Charter school group eyes vacant District 26 school
After somewhat of a false start, a Crystal Lake-based not-for-profit group has formally submitted an application to open a charter school in Cary Elementary District 26.
A public hearing has been scheduled for 7 p.m. Tuesday, Feb. 21, at Cary Junior High School. The district is seeking input on the plan.
The Vision Group is proposing to open the Concord Charter Academy, a school serving students in kindergarten through the fifth grade. The group seeks to utilize the site of the former Maplewood School in downtown Cary.
A charter school is a public school that operates independently from the district school board and is exempt from some state statutes. Charter schools cannot charge tuition and instead receive funding from the local school board or the state based on student enrollment. That figure is typically between 75 and 125 percent of the district's per-student spending.

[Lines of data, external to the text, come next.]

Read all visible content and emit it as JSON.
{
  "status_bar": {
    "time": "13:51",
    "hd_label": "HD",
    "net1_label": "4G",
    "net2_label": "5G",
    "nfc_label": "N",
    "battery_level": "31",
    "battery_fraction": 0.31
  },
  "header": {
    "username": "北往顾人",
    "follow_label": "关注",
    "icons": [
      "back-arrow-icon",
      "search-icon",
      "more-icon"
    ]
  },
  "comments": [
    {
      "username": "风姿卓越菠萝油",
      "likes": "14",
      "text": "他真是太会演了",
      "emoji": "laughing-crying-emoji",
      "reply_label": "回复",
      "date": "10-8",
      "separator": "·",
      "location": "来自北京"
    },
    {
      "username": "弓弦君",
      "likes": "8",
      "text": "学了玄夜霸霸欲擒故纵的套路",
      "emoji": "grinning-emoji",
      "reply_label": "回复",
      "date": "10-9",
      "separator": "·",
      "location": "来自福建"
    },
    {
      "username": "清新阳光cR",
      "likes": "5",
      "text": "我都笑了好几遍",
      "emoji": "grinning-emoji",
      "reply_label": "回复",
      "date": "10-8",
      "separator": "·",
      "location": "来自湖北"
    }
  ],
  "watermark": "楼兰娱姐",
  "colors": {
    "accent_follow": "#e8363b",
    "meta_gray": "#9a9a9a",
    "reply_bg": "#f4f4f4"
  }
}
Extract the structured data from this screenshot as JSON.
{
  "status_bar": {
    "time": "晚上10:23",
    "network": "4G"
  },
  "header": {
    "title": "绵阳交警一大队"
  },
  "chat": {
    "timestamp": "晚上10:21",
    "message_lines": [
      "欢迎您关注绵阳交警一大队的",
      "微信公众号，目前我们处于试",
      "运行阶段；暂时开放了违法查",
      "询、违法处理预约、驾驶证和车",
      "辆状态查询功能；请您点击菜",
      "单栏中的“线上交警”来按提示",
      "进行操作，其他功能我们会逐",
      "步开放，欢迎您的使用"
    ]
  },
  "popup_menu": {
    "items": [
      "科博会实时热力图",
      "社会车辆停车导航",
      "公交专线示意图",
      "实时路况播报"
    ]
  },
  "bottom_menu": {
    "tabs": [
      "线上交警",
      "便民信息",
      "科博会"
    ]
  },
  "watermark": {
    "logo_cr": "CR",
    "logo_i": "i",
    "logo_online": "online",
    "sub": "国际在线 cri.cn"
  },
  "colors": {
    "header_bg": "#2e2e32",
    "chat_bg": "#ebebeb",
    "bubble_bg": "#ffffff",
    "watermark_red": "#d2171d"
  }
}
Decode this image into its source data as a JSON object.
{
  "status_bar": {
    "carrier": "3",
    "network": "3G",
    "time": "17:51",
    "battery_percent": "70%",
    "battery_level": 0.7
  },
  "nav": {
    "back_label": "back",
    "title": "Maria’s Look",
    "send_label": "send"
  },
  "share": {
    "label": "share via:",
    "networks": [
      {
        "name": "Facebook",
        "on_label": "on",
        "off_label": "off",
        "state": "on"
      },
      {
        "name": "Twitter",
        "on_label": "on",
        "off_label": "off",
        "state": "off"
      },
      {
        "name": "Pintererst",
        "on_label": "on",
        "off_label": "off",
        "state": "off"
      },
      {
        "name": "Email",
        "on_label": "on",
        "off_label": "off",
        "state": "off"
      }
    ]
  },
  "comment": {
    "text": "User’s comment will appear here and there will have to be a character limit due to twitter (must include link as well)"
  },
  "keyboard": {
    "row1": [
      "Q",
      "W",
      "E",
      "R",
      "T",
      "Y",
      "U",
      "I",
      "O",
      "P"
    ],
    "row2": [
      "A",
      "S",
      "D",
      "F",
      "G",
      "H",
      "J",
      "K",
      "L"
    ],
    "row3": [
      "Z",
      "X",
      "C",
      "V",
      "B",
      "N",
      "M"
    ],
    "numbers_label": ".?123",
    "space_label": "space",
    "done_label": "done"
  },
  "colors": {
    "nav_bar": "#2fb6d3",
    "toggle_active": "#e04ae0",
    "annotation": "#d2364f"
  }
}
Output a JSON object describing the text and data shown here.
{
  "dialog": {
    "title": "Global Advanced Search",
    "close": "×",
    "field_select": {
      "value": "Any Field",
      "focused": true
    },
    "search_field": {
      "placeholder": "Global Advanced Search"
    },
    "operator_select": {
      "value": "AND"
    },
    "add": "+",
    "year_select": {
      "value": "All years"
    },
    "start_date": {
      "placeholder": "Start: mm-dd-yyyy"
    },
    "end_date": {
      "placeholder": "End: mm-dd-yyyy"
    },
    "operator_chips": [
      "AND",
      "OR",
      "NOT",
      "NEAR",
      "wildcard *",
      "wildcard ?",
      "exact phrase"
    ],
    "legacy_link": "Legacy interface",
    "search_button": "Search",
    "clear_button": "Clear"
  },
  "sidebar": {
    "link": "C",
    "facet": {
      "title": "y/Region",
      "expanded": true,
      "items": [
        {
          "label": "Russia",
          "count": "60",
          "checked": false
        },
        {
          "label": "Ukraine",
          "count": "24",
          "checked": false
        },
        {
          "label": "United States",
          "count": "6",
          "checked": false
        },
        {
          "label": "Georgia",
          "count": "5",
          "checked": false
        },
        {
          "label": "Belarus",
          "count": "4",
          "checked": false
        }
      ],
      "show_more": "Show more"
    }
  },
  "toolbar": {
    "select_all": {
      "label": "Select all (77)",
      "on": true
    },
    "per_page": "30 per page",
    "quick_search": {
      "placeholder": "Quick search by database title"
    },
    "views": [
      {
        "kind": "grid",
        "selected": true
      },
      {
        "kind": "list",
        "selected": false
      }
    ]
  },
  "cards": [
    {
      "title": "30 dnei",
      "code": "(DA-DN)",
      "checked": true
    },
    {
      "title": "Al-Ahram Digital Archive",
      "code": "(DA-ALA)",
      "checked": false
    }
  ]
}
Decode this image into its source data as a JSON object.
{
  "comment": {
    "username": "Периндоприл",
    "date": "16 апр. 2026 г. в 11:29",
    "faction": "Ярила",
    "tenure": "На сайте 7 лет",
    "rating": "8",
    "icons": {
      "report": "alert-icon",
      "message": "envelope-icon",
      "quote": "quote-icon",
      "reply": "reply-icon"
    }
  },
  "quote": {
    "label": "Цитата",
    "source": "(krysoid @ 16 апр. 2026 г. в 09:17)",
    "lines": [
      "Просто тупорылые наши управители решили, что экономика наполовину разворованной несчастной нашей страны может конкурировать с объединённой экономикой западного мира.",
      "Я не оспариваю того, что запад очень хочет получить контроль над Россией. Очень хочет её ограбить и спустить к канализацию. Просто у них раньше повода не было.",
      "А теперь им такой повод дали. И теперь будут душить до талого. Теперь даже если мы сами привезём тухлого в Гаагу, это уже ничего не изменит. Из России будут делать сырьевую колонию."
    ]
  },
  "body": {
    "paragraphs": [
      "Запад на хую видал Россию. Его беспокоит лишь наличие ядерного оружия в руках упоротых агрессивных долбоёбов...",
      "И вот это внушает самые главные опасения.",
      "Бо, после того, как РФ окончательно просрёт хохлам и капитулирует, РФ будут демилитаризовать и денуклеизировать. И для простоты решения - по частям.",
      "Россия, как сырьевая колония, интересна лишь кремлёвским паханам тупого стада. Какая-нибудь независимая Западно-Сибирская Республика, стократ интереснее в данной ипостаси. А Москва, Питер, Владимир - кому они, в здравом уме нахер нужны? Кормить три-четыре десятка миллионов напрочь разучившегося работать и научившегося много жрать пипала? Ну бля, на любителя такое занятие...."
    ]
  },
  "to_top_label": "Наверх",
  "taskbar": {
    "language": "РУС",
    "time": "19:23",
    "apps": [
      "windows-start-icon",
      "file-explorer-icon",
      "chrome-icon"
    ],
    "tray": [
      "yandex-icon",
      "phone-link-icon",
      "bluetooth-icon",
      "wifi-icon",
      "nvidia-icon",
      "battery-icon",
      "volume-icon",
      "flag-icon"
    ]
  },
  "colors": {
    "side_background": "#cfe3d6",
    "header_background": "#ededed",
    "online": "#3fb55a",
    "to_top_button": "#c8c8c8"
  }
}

Terry Trobiani, the president of the Concord Charter Academy board of directors, said the organization targeted Cary for a number of reasons, including the three empty school buildings that are available, as well as an opportunity to provide a choice to parents.
"A charter school is a private school in a public school environment," Trobiani said. "It is a great opportunity to bring back classes to the district that have been cut and gives parents an option. We are bringing in alternatives for education. If you don't want to go, don't penalize your neighbor who might want to go."
In January, informal talks with the district ended with a rejection of the plan based on a financial analysis, school board President Christopher Spoerl said.
The Vision Group had estimated enrolling 300 students in the 2012-2013 school year at a cost to the district of about $8,000 per student. That would send $2.4 million to the charter school, Spoerl said. While the district could recover some of the expenses related to the charter school, Spoerl said the district still would be operating at a loss.
"Our criteria was that it couldn't take anything away from other students in the district, and it does," Spoerl said. "From our point of view we needed to see a cost-savings and needed a little bit of a margin. But with this plan, we wouldn't have broken even."
Trobiani said the group made it clear from the get-go that a charter school would not solve the district's financial woes.
"We will be a cost to the district but what the competition will force you to do is take a better look at your budget and find ways to make money," Trobiani said.
District 26 Superintendent Brian Coleman said the district is open to the charter school concept and will discuss the advantages and disadvantages over the next few weeks in preparation to grant or deny the application.